2,000 St Petersburg Women and Men Take To Streets in Protest
In St Petersburg Saturday there were 2,000 Russian women and men protesting against the Kremlin and President Vladimir Putin. They broke through police lines and blocked the main streets of the city shouting “Freedom!” and carrying orange flares.
The crowd broke up after about an hour but not after the police, dressed in riot gear and carrying truncheons, fought with the protesters and detained about 100 of them. St Petersburg authorities had forbidden the protest because of the disruption they feared it would cause.
The protesters went ahead and marched down Nevsky Prospect after going through several police lines before being stopped by a line of hundreds of police in riot gear and armored jeeps.
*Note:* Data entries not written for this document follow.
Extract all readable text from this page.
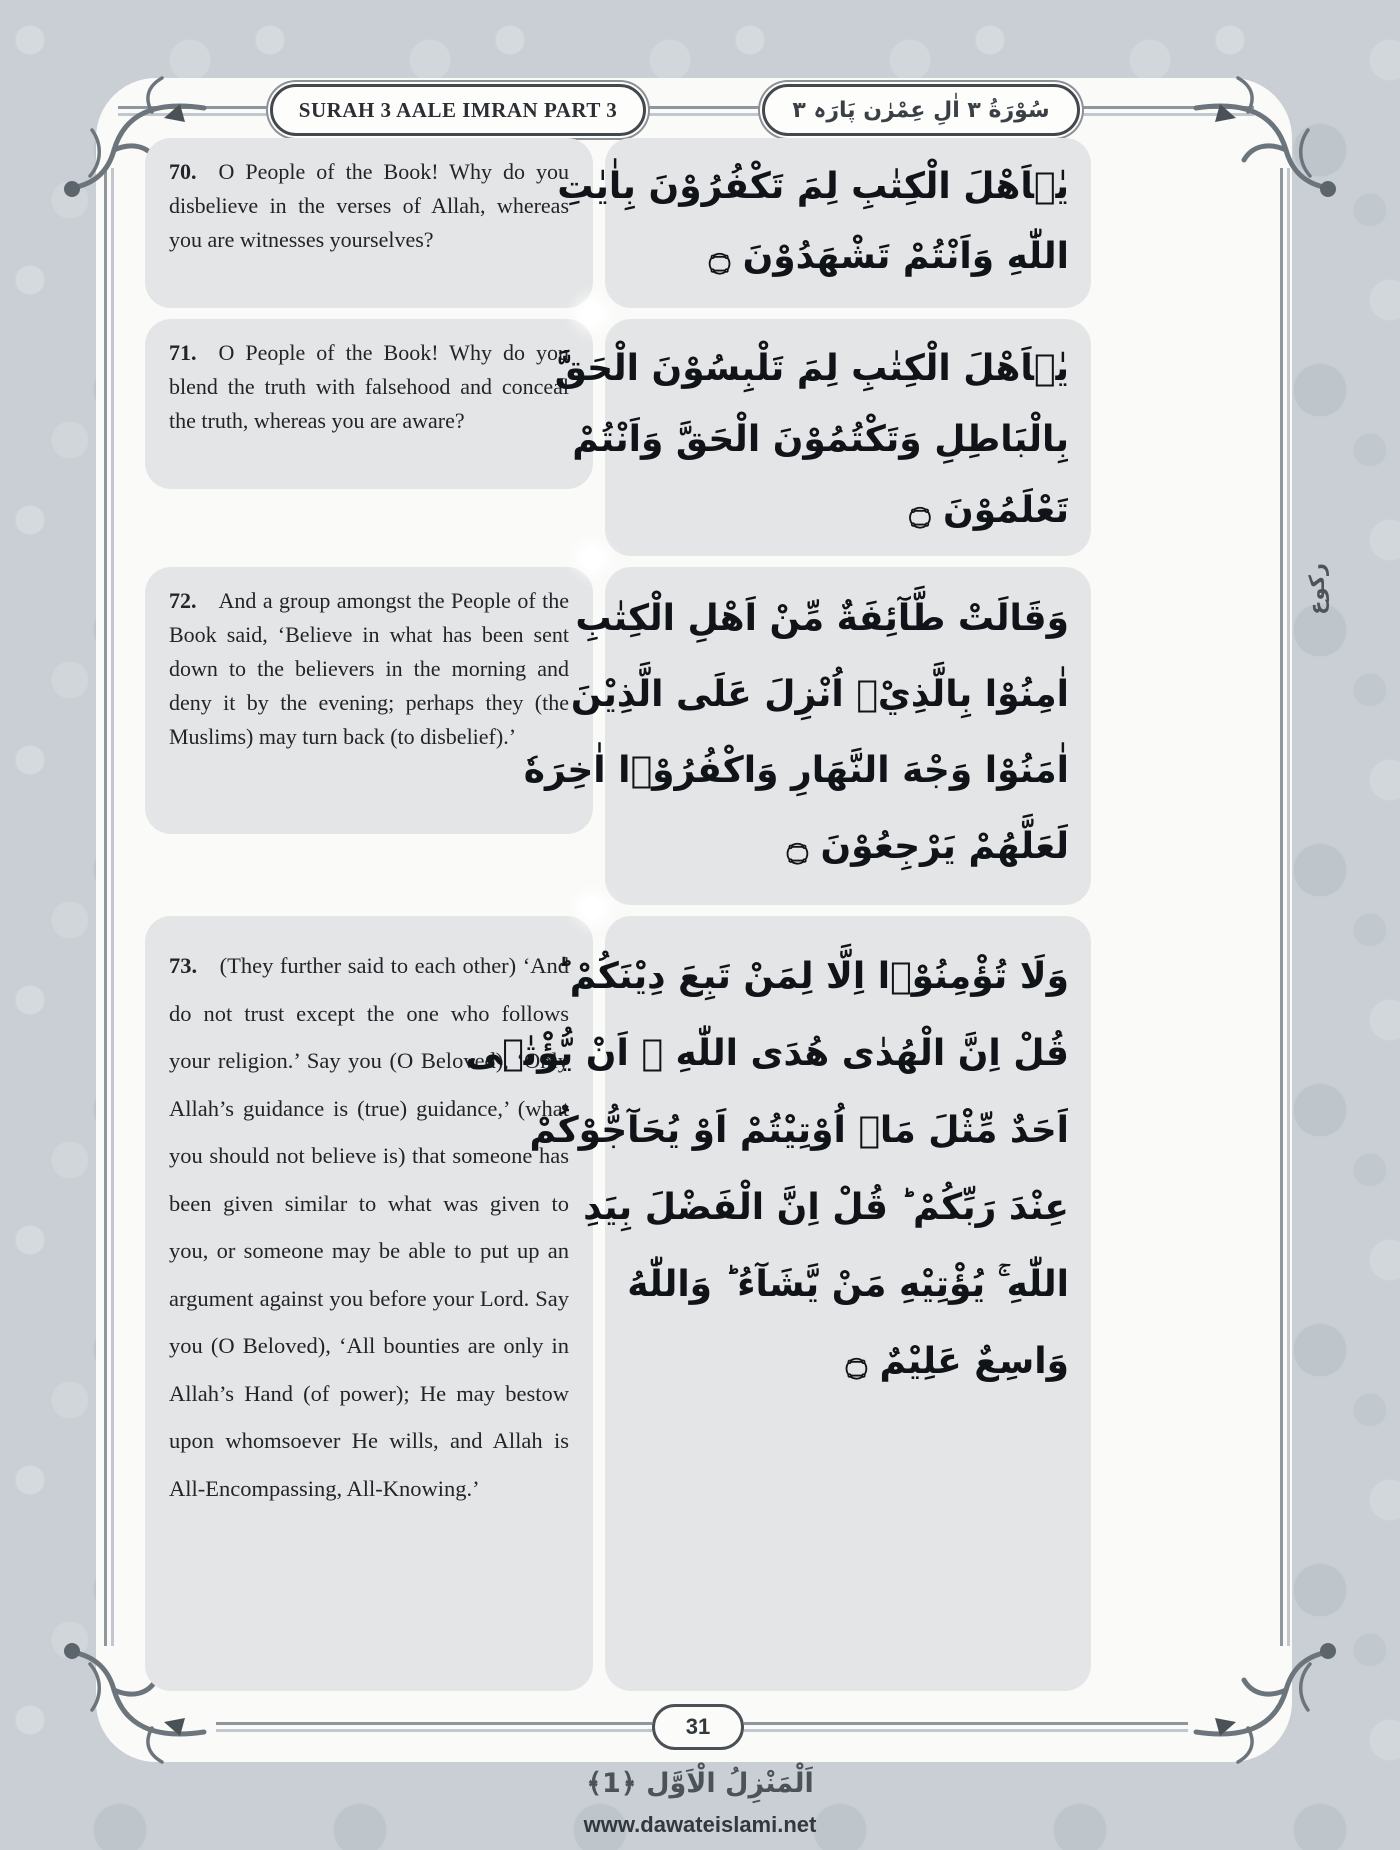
SURAH 3 AALE IMRAN PART 3	سُوْرَةُ ۳ اٰلِ عِمْرٰن پَارَہ ۳

70.  O People of the Book! Why do you disbelieve in the verses of Allah, whereas you are witnesses yourselves?

يٰۤاَهْلَ الْكِتٰبِ لِمَ تَكْفُرُوْنَ بِاٰيٰتِ
اللّٰهِ وَاَنْتُمْ تَشْهَدُوْنَ ۝

71.  O People of the Book! Why do you blend the truth with falsehood and conceal the truth, whereas you are aware?

يٰۤاَهْلَ الْكِتٰبِ لِمَ تَلْبِسُوْنَ الْحَقَّ
بِالْبَاطِلِ وَتَكْتُمُوْنَ الْحَقَّ وَاَنْتُمْ
تَعْلَمُوْنَ ۝

72.  And a group amongst the People of the Book said, ‘Believe in what has been sent down to the believers in the morning and deny it by the evening; perhaps they (the Muslims) may turn back (to disbelief).’

وَقَالَتْ طَّآئِفَةٌ مِّنْ اَهْلِ الْكِتٰبِ
اٰمِنُوْا بِالَّذِيْۤ اُنْزِلَ عَلَى الَّذِيْنَ
اٰمَنُوْا وَجْهَ النَّهَارِ وَاكْفُرُوْۤا اٰخِرَهٗ
لَعَلَّهُمْ يَرْجِعُوْنَ ۝

73.  (They further said to each other) ‘And do not trust except the one who follows your religion.’ Say you (O Beloved), ‘Only Allah’s guidance is (true) guidance,’ (what you should not believe is) that someone has been given similar to what was given to you, or someone may be able to put up an argument against you before your Lord. Say you (O Beloved), ‘All bounties are only in Allah’s Hand (of power); He may bestow upon whomsoever He wills, and Allah is All-Encompassing, All-Knowing.’

وَلَا تُؤْمِنُوْۤا اِلَّا لِمَنْ تَبِعَ دِيْنَكُمْ ؕ
قُلْ اِنَّ الْهُدٰى هُدَى اللّٰهِ ۙ اَنْ يُّؤْتٰۤى
اَحَدٌ مِّثْلَ مَاۤ اُوْتِيْتُمْ اَوْ يُحَآجُّوْكُمْ
عِنْدَ رَبِّكُمْ ؕ قُلْ اِنَّ الْفَضْلَ بِيَدِ
اللّٰهِ ۚ يُؤْتِيْهِ مَنْ يَّشَآءُ ؕ وَاللّٰهُ
وَاسِعٌ عَلِيْمٌ ۝
رکوع
31
اَلْمَنْزِلُ الْاَوَّل ﴿1﴾
www.dawateislami.net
The march was held to protest the Kremlin’s increasingly tight control of power and to show their support for fair presidential elections in 2008.
Usually anti-Kremlin protests in Russia only consist of a few hundred protesters and the police are able to contain them. St Petersburg has one of the largest opposition organizations in the country however. Overall in Russia, the anti-Kremlin opposition is the minority - most Russian women and men approve of Putin.
According to organizers of the protest, about 5,000 people participated and there were hundreds of people detained. A city police spokesman told a different story, saying two to three thousand people were involved with only several dozen detained.